|Target was disappointed with their overall sales this holiday season, the blame may fall partly on Target’s conserved promotional funds during the holidays season, as well as lower prices for online shopping and Wal-mart‘s price match guarantee. In attempts to stay competitive in this online shopping world, Target is extending their holiday price match that started Nov. 1 to a year round policy! Although not identical, Target is using a very similar approach as they did during the holidays.
As a Target lover, this is great news! Target has always been one of my favorite stores! I love the layout of Target, the friendly employees that are always willing to help, and the clothing is hip and trendy. Compared to other discount department stores, Target has a much warmer and intelligent feel throughout the store. But being that I am on a budget, they are a bit out of my price range, but all this will change with the new Price Match Policy!
Here is The Breakdown of Target’s Price Match Policy
Target is following lead of other retailers and matching both in store and online prices! To take advantage of a price match, customers must have proof of the lower price. Prior to their purchase, customers must make their requests at the guest service desk. But hold on to your receipt after each Target purchase, because they will make price match adjustments for 7 days after your purchase. Price matches can be made on qualifying items for the following:
- Prices on Target’s website, even out of stock items
- Target’s next weeks ad
- A local competitors ad for the same exact product
- Prices for identical products at these select top online retailers: Amazon.com Wal-Mart, Best Buy, Toys R Us and Babies R Us
*Qualifying Proof of purchase includes; a complete competitor’s ad, website on a mobile device or print off of a website.

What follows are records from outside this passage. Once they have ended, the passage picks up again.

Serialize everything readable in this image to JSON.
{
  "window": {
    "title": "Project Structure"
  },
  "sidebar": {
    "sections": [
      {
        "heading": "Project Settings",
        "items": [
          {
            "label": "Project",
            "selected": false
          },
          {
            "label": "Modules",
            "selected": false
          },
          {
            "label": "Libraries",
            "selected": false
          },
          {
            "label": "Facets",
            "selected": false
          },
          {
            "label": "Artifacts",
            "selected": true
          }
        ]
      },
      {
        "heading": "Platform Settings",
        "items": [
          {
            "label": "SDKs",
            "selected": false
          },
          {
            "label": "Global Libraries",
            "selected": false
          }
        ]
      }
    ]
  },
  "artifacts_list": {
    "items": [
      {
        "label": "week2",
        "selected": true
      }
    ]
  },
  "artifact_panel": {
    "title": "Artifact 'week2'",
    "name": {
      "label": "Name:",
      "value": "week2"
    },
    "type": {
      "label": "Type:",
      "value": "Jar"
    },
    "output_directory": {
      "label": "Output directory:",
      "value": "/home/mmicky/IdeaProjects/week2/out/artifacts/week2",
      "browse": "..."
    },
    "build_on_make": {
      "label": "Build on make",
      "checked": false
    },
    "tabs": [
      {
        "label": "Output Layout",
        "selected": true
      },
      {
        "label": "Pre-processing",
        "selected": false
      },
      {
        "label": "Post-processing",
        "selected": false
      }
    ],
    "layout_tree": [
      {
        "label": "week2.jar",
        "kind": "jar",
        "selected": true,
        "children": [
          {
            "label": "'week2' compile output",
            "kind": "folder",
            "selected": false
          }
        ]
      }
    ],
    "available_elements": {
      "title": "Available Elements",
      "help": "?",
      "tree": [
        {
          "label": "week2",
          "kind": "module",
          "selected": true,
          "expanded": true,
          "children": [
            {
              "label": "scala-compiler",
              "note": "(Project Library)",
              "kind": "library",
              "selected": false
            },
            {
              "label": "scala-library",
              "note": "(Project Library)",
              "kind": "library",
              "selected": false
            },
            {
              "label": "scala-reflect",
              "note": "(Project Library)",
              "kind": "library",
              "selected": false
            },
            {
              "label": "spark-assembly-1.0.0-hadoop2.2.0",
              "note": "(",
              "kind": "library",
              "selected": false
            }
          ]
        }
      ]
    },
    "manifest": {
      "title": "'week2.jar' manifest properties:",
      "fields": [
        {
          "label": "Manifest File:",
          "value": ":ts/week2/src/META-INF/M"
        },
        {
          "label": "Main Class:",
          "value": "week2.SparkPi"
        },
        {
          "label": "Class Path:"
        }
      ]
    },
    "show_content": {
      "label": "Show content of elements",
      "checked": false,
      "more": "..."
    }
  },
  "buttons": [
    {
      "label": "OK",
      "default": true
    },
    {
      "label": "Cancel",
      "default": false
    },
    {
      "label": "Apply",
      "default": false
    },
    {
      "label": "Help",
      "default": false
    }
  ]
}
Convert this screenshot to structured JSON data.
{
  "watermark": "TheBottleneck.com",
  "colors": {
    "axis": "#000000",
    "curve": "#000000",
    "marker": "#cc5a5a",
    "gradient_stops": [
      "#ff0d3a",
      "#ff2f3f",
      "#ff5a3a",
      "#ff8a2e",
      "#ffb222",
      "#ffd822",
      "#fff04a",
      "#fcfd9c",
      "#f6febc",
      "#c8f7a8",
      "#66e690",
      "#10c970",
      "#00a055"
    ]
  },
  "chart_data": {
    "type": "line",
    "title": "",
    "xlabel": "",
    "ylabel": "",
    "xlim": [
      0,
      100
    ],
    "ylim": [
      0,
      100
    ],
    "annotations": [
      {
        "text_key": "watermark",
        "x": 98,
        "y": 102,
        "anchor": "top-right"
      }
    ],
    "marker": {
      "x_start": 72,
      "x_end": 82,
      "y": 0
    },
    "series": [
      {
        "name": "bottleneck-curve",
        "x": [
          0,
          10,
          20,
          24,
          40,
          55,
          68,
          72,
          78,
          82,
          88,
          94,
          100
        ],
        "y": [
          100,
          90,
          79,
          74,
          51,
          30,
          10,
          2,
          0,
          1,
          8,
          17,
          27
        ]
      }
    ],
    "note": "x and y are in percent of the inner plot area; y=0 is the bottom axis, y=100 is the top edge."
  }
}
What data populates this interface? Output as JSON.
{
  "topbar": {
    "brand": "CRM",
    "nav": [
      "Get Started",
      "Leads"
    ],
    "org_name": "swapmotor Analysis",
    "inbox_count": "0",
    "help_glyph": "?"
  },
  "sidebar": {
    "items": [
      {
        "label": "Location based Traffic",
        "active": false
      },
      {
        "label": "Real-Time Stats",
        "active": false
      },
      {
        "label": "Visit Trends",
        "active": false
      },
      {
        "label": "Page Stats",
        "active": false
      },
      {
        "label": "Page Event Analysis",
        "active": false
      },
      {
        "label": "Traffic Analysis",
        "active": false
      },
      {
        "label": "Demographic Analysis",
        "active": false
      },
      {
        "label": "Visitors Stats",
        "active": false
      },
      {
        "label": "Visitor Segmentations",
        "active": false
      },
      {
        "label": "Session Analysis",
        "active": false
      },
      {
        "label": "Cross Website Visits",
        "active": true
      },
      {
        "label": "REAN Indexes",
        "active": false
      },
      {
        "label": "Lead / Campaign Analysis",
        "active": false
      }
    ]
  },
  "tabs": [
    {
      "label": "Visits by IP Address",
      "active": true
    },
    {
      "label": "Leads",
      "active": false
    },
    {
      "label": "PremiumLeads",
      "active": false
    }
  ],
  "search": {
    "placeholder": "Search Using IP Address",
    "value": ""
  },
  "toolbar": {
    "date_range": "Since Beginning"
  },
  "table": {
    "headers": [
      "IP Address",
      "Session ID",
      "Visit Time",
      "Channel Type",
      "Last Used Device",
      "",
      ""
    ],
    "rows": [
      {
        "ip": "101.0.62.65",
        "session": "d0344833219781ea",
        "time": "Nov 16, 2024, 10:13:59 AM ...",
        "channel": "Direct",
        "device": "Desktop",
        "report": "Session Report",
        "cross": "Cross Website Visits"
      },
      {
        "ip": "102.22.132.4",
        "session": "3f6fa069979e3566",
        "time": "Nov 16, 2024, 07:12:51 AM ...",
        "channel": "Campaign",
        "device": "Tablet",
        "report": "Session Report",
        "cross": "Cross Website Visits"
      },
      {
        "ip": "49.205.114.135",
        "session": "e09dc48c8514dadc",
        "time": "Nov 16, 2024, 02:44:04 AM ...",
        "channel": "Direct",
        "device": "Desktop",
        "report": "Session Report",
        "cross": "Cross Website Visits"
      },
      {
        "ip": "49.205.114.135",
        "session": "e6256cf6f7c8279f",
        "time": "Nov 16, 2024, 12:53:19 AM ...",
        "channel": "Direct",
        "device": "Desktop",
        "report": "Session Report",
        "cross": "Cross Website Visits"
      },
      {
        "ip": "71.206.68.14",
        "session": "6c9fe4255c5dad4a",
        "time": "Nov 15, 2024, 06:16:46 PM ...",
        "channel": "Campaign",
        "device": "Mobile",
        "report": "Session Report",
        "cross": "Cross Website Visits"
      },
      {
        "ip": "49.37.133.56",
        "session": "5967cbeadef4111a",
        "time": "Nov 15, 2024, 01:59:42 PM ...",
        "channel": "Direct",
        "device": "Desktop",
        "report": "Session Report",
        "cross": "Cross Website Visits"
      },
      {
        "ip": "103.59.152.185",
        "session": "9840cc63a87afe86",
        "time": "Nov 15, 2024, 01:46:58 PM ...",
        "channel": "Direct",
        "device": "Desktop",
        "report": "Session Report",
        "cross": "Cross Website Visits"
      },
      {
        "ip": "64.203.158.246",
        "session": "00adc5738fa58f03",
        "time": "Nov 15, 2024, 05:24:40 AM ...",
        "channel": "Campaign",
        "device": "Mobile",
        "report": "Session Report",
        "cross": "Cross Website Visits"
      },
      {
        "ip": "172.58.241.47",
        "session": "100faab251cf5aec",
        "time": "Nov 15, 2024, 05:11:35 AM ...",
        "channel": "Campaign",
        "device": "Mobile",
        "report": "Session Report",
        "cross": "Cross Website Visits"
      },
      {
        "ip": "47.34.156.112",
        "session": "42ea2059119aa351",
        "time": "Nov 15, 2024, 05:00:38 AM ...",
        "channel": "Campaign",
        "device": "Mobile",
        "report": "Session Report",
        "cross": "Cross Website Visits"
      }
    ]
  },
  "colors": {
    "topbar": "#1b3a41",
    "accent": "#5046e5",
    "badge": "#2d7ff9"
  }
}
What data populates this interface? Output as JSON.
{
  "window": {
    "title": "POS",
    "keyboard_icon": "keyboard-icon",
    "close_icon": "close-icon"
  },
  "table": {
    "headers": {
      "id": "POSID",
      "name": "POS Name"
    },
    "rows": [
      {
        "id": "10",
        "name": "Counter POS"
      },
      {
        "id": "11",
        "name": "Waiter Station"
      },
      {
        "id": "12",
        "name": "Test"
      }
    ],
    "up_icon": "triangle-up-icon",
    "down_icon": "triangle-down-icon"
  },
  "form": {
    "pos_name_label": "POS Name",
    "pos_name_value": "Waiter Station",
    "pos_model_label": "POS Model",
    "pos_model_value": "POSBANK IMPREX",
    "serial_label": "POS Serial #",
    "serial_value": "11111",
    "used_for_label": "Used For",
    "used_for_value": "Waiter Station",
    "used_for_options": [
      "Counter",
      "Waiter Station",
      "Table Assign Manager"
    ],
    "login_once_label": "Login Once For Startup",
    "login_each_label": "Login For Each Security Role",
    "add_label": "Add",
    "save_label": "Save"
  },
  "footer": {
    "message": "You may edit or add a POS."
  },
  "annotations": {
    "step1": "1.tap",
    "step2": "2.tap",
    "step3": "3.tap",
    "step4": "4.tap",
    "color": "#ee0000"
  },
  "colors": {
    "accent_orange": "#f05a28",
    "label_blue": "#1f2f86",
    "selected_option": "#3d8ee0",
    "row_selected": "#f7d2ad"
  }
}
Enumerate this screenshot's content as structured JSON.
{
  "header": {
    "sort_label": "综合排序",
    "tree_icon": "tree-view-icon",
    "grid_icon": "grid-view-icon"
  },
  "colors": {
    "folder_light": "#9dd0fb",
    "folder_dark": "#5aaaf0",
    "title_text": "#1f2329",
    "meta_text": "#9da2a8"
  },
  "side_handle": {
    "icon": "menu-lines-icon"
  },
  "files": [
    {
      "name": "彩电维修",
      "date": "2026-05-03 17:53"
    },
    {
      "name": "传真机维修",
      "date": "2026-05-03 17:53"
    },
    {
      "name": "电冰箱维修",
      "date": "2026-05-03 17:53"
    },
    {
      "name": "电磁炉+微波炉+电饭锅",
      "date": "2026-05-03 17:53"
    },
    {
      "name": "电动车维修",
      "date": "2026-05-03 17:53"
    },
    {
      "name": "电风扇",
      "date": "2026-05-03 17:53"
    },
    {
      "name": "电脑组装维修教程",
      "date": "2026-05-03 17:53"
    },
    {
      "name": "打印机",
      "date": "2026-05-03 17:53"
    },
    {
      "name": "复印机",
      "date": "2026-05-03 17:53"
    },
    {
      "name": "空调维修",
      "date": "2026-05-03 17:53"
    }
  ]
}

Target has been comparing prices on over 25,000 products, but they feel they need to take this direction if they want to keep customers. With the online retailer price match, Target is attempting to stop whats known as “Show-rooming,” which is where a customer will visit a store location to look at a physical product, but then order it online at a lower cost.
The 2012 holiday season saw an increase in online price matching, but this will be a trend that is sure to keep growing in the future. The Associated Press, wonders whether this move will it backfire for Target? Has Target made the price matching process customer friendly enough? Does this encourage more people to shop online to find the low prices, driving down Target’s profits even more? I guess the future will tell.